Mechanical and Civil Engineering Seminar
Joining of dissimilar materials is a fundamental challenge in engineering. Nature presents a highly effective solution at the attachment of tendon to bone ("enthesis") in the rotator cuff of the shoulder's humeral head. The natural enthesis does not regrow following healing or surgery, resulting in inferior tissue and in post-surgical tear recurrence rates as high as 94%. Pressing needs exist both to understand the mechanobiology of adhesion and toughening across hierarchical scales in the healthy enthesis, and to reconstitute these in healing.

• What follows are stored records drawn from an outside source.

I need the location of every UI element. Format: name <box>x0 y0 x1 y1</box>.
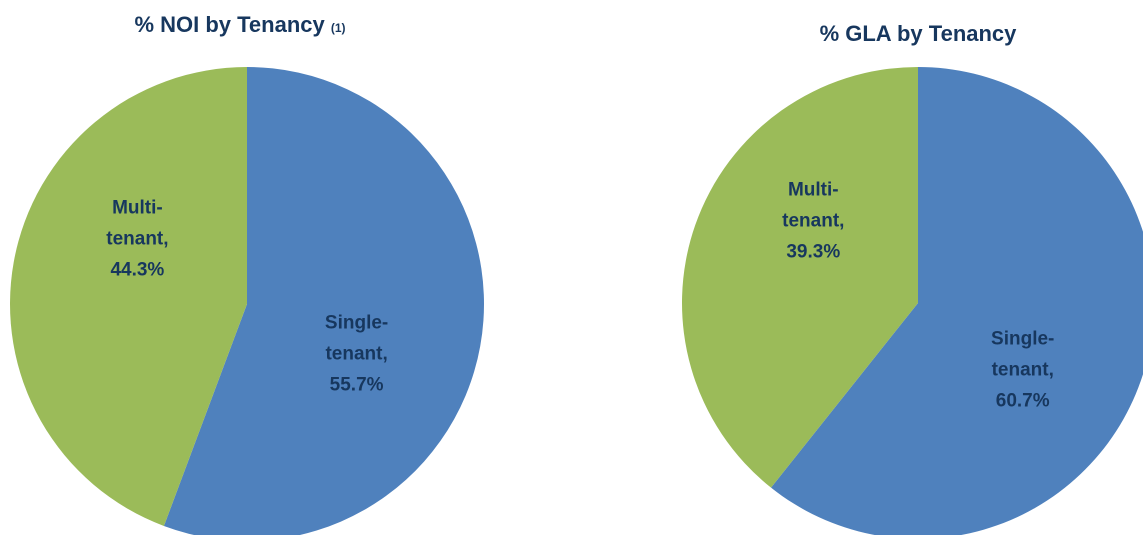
title-note: (1) <box>330 21 346 35</box>
value-label: 44.3% <box>110 259 165 281</box>
value-label: 55.7% <box>329 374 384 396</box>
data-label: Multi-tenant, 39.3% <box>773 175 853 268</box>
category-label: Single-tenant, <box>991 328 1055 381</box>
category-label: Single-tenant, <box>324 312 389 365</box>
pie-slice <box>771 67 1143 535</box>
pie-slice <box>682 67 918 488</box>
pie-slice <box>163 67 484 535</box>
chart-title: % GLA by Tenancy <box>820 21 1017 47</box>
data-label: Multi-tenant, 44.3% <box>97 193 177 286</box>
value-label: 39.3% <box>786 241 841 263</box>
title-text: % NOI by Tenancy <box>134 12 325 37</box>
data-label: Single-tenant, 60.7% <box>983 323 1063 416</box>
pie-slice <box>10 67 248 526</box>
data-label: Single-tenant, 55.7% <box>317 307 397 400</box>
chart-title: % NOI by Tenancy (1) <box>134 12 345 38</box>
value-label: 60.7% <box>995 390 1050 412</box>
title-text: % GLA by Tenancy <box>819 21 1017 46</box>
category-label: Multi-tenant, <box>106 197 169 250</box>
category-label: Multi-tenant, <box>782 179 845 232</box>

Our results show the tendon to bone insertion to be a hierarchical, disordered system that uses randomness to tailor strain fields, and to maximize the fraction of tissue involved in resisting injury-level stresses. Based upon this model, we are developing two new mechano-medicine products for clinical translation: a diagnostic technology to evaluate the degree to which an enthesis is succeeding in physiological strain redistribution, and a repair technology that mimics the mesoscale function of the healthy enthesis by maximizing the fraction of tissue involved in resisting injury-level stresses. This talk will summarize our understanding of the mechanics of tendon-to-bone attachment, and describe repair and imaging technologies under development that harness this with the goal of providing improved surgical outcomes.